In the US in the 80’s/90’s/00’s, what exactly made aspects of culture/politics/etc. revert back to some of the more pre 1960’s regressive ways; from the more progressive and idealistic cultural shifts in the made 1960’s and 1970’s?

by phantomholiday143

I feel like I’ve noticed that in the few decades following the 60’s and 70’s when stark social, political and cultural change was made that we had this increase in commodification, misogyny, homophobia etc. and it seems like it could have in part been due to the backlash against the how the “counterculture” eventually become more mainstream culture.

I also assume that technology influenced this but I am just wondering what at least some of the exact things are that contributed to how the counterculture/progress/“hippie” type of movement became less popular in the 80’s and beyond.

I think it’s interesting that in the last few years a lot of these progressive ideals have started to become popular again.

Darzin_

The short answer is that these ideas were represented in the 60s by a small but loud minority and didn’t become less popular but rather became less visible during the times you mentioned.

Our popular image of the 60s is of hippies, Vietnam war protests, free love and general societal upheaval, however, this only every constituted a minority of people. Gallup polls found that as of 1967 only 1% of Americans had been to an anti-war protest, and only 9% would consider going to one. In a university of Michigan study asking about social groups in America fully a third of people gave war protestors the lowest possible rating and only 16% gave them any sort of positive rating. Regarding hippies A sociologist Lewis Lablonsky who attempted to analyze hippies as a subculture concluded that as of 1968 there were only 200,000 dedicated hippies in the US. This doubtless undercounted as he didn't count teenagers or people who may be hippie adjacent (for example 400,000 people attended Woodstock). And it's very hard to quantify a subculture with no hard boundaries but we can still see that hippies were not the norm for this period, and that the “popular image” of the 60s was confined to a rather small minority of people.

The popular mythos of the 60s is enduring everyone went to Woodstock, protested the war, smoked some pot and then grew up and put on a tie and went to work for the man in Nixon’s/Reagan’s America. These are almost a founding story of modern American society, but like so many founding myths it’s not really true and an idealized version of the past. And the numbers don’t bear it out there really was a silent majority that was scandalized by the counter culture rising in backlash to it. The counterculture really was a counter culture outside mainstream, even at it’s height.

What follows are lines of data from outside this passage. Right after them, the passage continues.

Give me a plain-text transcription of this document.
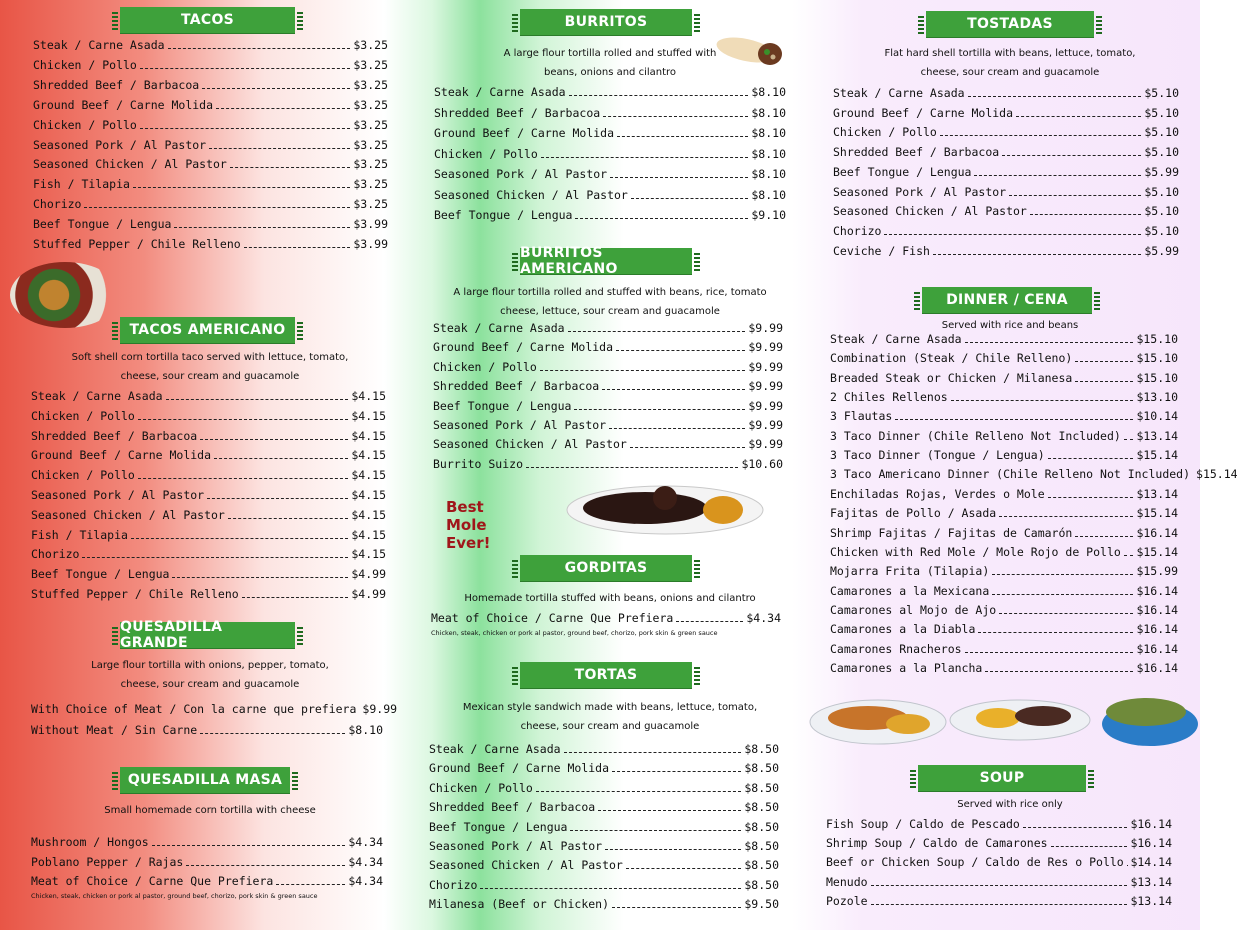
TACOS
Steak / Carne Asada	$3.25
Chicken / Pollo	$3.25
Shredded Beef / Barbacoa	$3.25
Ground Beef / Carne Molida	$3.25
Chicken / Pollo	$3.25
Seasoned Pork / Al Pastor	$3.25
Seasoned Chicken / Al Pastor	$3.25
Fish / Tilapia	$3.25
Chorizo	$3.25
Beef Tongue / Lengua	$3.99
Stuffed Pepper / Chile Relleno	$3.99
TACOS AMERICANO
Soft shell corn tortilla taco served with lettuce, tomato,
cheese, sour cream and guacamole
Steak / Carne Asada	$4.15
Chicken / Pollo	$4.15
Shredded Beef / Barbacoa	$4.15
Ground Beef / Carne Molida	$4.15
Chicken / Pollo	$4.15
Seasoned Pork / Al Pastor	$4.15
Seasoned Chicken / Al Pastor	$4.15
Fish / Tilapia	$4.15
Chorizo	$4.15
Beef Tongue / Lengua	$4.99
Stuffed Pepper / Chile Relleno	$4.99
QUESADILLA GRANDE
Large flour tortilla with onions, pepper, tomato,
cheese, sour cream and guacamole
With Choice of Meat / Con la carne que prefiera $9.99
Without Meat / Sin Carne	$8.10
QUESADILLA MASA
Small homemade corn tortilla with cheese
Mushroom / Hongos	$4.34
Poblano Pepper / Rajas	$4.34
Meat of Choice / Carne Que Prefiera	$4.34
Chicken, steak, chicken or pork al pastor, ground beef, chorizo, pork skin & green sauce
BURRITOS
A large flour tortilla rolled and stuffed with
beans, onions and cilantro
Steak / Carne Asada	$8.10
Shredded Beef / Barbacoa	$8.10
Ground Beef / Carne Molida	$8.10
Chicken / Pollo	$8.10
Seasoned Pork / Al Pastor	$8.10
Seasoned Chicken / Al Pastor	$8.10
Beef Tongue / Lengua	$9.10
BURRITOS AMERICANO
A large flour tortilla rolled and stuffed with beans, rice, tomato
cheese, lettuce, sour cream and guacamole
Steak / Carne Asada	$9.99
Ground Beef / Carne Molida	$9.99
Chicken / Pollo	$9.99
Shredded Beef / Barbacoa	$9.99
Beef Tongue / Lengua	$9.99
Seasoned Pork / Al Pastor	$9.99
Seasoned Chicken / Al Pastor	$9.99
Burrito Suizo	$10.60
Best Mole Ever!
GORDITAS
Homemade tortilla stuffed with beans, onions and cilantro
Meat of Choice / Carne Que Prefiera	$4.34
Chicken, steak, chicken or pork al pastor, ground beef, chorizo, pork skin & green sauce
TORTAS
Mexican style sandwich made with beans, lettuce, tomato,
cheese, sour cream and guacamole
Steak / Carne Asada	$8.50
Ground Beef / Carne Molida	$8.50
Chicken / Pollo	$8.50
Shredded Beef / Barbacoa	$8.50
Beef Tongue / Lengua	$8.50
Seasoned Pork / Al Pastor	$8.50
Seasoned Chicken / Al Pastor	$8.50
Chorizo	$8.50
Milanesa (Beef or Chicken)	$9.50
TOSTADAS
Flat hard shell tortilla with beans, lettuce, tomato,
cheese, sour cream and guacamole
Steak / Carne Asada	$5.10
Ground Beef / Carne Molida	$5.10
Chicken / Pollo	$5.10
Shredded Beef / Barbacoa	$5.10
Beef Tongue / Lengua	$5.99
Seasoned Pork / Al Pastor	$5.10
Seasoned Chicken / Al Pastor	$5.10
Chorizo	$5.10
Ceviche / Fish	$5.99
DINNER / CENA
Served with rice and beans
Steak / Carne Asada	$15.10
Combination (Steak / Chile Relleno)	$15.10
Breaded Steak or Chicken / Milanesa	$15.10
2 Chiles Rellenos	$13.10
3 Flautas	$10.14
3 Taco Dinner (Chile Relleno Not Included) $13.14
3 Taco Dinner (Tongue / Lengua)	$15.14
3 Taco Americano Dinner (Chile Relleno Not Included) $15.14
Enchiladas Rojas, Verdes o Mole	$13.14
Fajitas de Pollo / Asada	$15.14
Shrimp Fajitas / Fajitas de Camarón	$16.14
Chicken with Red Mole / Mole Rojo de Pollo $15.14
Mojarra Frita (Tilapia)	$15.99
Camarones a la Mexicana	$16.14
Camarones al Mojo de Ajo	$16.14
Camarones a la Diabla	$16.14
Camarones Rnacheros	$16.14
Camarones a la Plancha	$16.14
SOUP
Served with rice only
Fish Soup / Caldo de Pescado	$16.14
Shrimp Soup / Caldo de Camarones	$16.14
Beef or Chicken Soup / Caldo de Res o Pollo $14.14
Menudo	$13.14
Pozole	$13.14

The ideas of the counterculture were also not really “defeated” in the 70s and 80s rather they were organized and scattered into to many different movements and subcultures we can trace to the 60s everything from New Age Spiritual movements, to the gay rights movement had their origin there, Nixon’s silent majority was a reaction to these, and Falwell’s later moral majority the same, though by that time these ideas were no longer counter culture but part of the fabric of American society. The hippie was no longer shocking but rather a character from central casting.

Despite it’s very real cultural power; the Moral Majority/American reaction/Evangelical Fundamentalism, also has a somewhat mythical reputation, and never achieved the dominance that it sought being able to influence the political and religious spheres, but failing to gain ground in the cultural and academic spheres except among it’s own parallel institutions. Almost from it’s inception it was subject to relentless pushback and mockery. And it by no means had a lock on 80s culture as seen by the rise and popularity of music genres like Metal and laugh lines in shows like the Simpsons. While movments so such as the gay rights movement formalized and grew.

While the pop narrative is a fun one, we can see that counter culture/progressive ideas were not mainstream in the 60s and the religious right/traditional America was having trouble even at it’s height. These ideas have less ebbed and lowed than gradually shifted in one direction.

John Mueller, War, Presidents and Public Opinion (New York: Wiley, 1973), chs. 26.